Final answer:
The 99% confidence interval for the true population mean textbook weight is approximately (46.14 ounces, 57.86 ounces), calculated using a sample mean of 52 ounces, a population standard deviation of 14.8 ounces, and a sample size of 42.
Step-by-step explanation:
To construct a 99% confidence interval for the true population mean textbook weight, we'll use the formula for a confidence interval when the population standard deviation is known:
Confidence interval = ×-bar ± (Z* × (σ/√n))
Where ×-bar is the sample mean, Z* is the Z-value that corresponds to the chosen confidence level, σ is the population standard deviation, and n is the sample size. Here, ×-bar is 52 ounces, σ is 14.8 ounces, and n is 42.

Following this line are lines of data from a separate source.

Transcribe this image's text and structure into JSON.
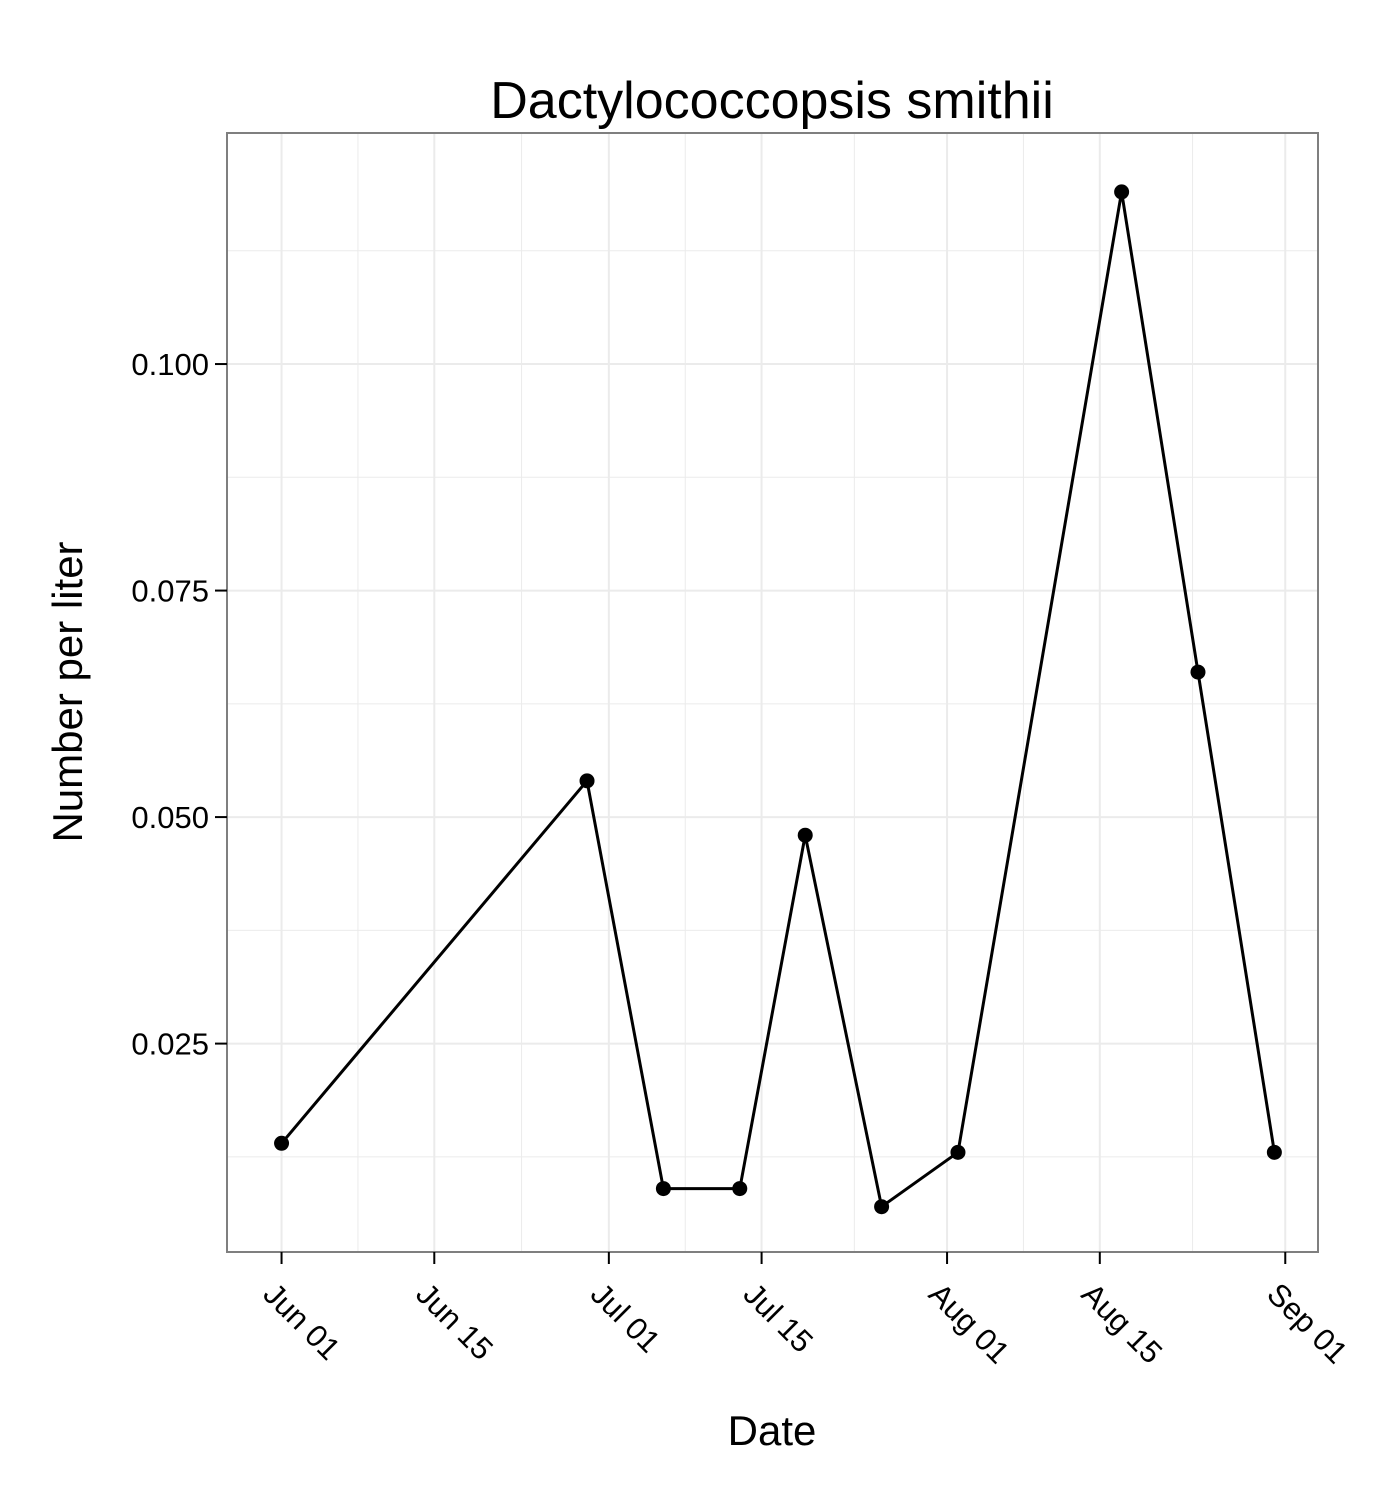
{
  "chart_data": {
    "type": "line",
    "title": "Dactylococcopsis smithii",
    "xlabel": "Date",
    "ylabel": "Number per liter",
    "x_scale": "date",
    "xlim": [
      "2013-05-27",
      "2013-09-04"
    ],
    "ylim": [
      0.002,
      0.1255
    ],
    "x_ticks": [
      {
        "value": "2013-06-01",
        "label": "Jun 01"
      },
      {
        "value": "2013-06-15",
        "label": "Jun 15"
      },
      {
        "value": "2013-07-01",
        "label": "Jul 01"
      },
      {
        "value": "2013-07-15",
        "label": "Jul 15"
      },
      {
        "value": "2013-08-01",
        "label": "Aug 01"
      },
      {
        "value": "2013-08-15",
        "label": "Aug 15"
      },
      {
        "value": "2013-09-01",
        "label": "Sep 01"
      }
    ],
    "y_ticks": [
      {
        "value": 0.025,
        "label": "0.025"
      },
      {
        "value": 0.05,
        "label": "0.050"
      },
      {
        "value": 0.075,
        "label": "0.075"
      },
      {
        "value": 0.1,
        "label": "0.100"
      }
    ],
    "grid": true,
    "colors": {
      "line": "#000000",
      "point": "#000000",
      "panel_border": "#7f7f7f",
      "grid": "#ebebeb"
    },
    "series": [
      {
        "points": [
          {
            "x": "2013-06-01",
            "y": 0.014
          },
          {
            "x": "2013-06-29",
            "y": 0.054
          },
          {
            "x": "2013-07-06",
            "y": 0.009
          },
          {
            "x": "2013-07-13",
            "y": 0.009
          },
          {
            "x": "2013-07-19",
            "y": 0.048
          },
          {
            "x": "2013-07-26",
            "y": 0.007
          },
          {
            "x": "2013-08-02",
            "y": 0.013
          },
          {
            "x": "2013-08-17",
            "y": 0.119
          },
          {
            "x": "2013-08-24",
            "y": 0.066
          },
          {
            "x": "2013-08-31",
            "y": 0.013
          }
        ]
      }
    ]
  }
}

We'll obtain the Z-value for 99% confidence from a standard normal distribution table or calculator, which is approximately 2.576. Plugging in the values, we get the following:
Confidence interval = 52 ± (2.576 × (14.8/√42))
Now we calculate the margin of error:
Margin of error = 2.576 × (14.8/√42) ≈ 5.857 ounces
Finally, we find the confidence interval:
Confidence interval = (52 - 5.857, 52 + 5.857)
Confidence interval = (46.143, 57.857)
Therefore, the 99% confidence interval for the mean weight of the textbooks is approximately (46.14 ounces, 57.86 ounces).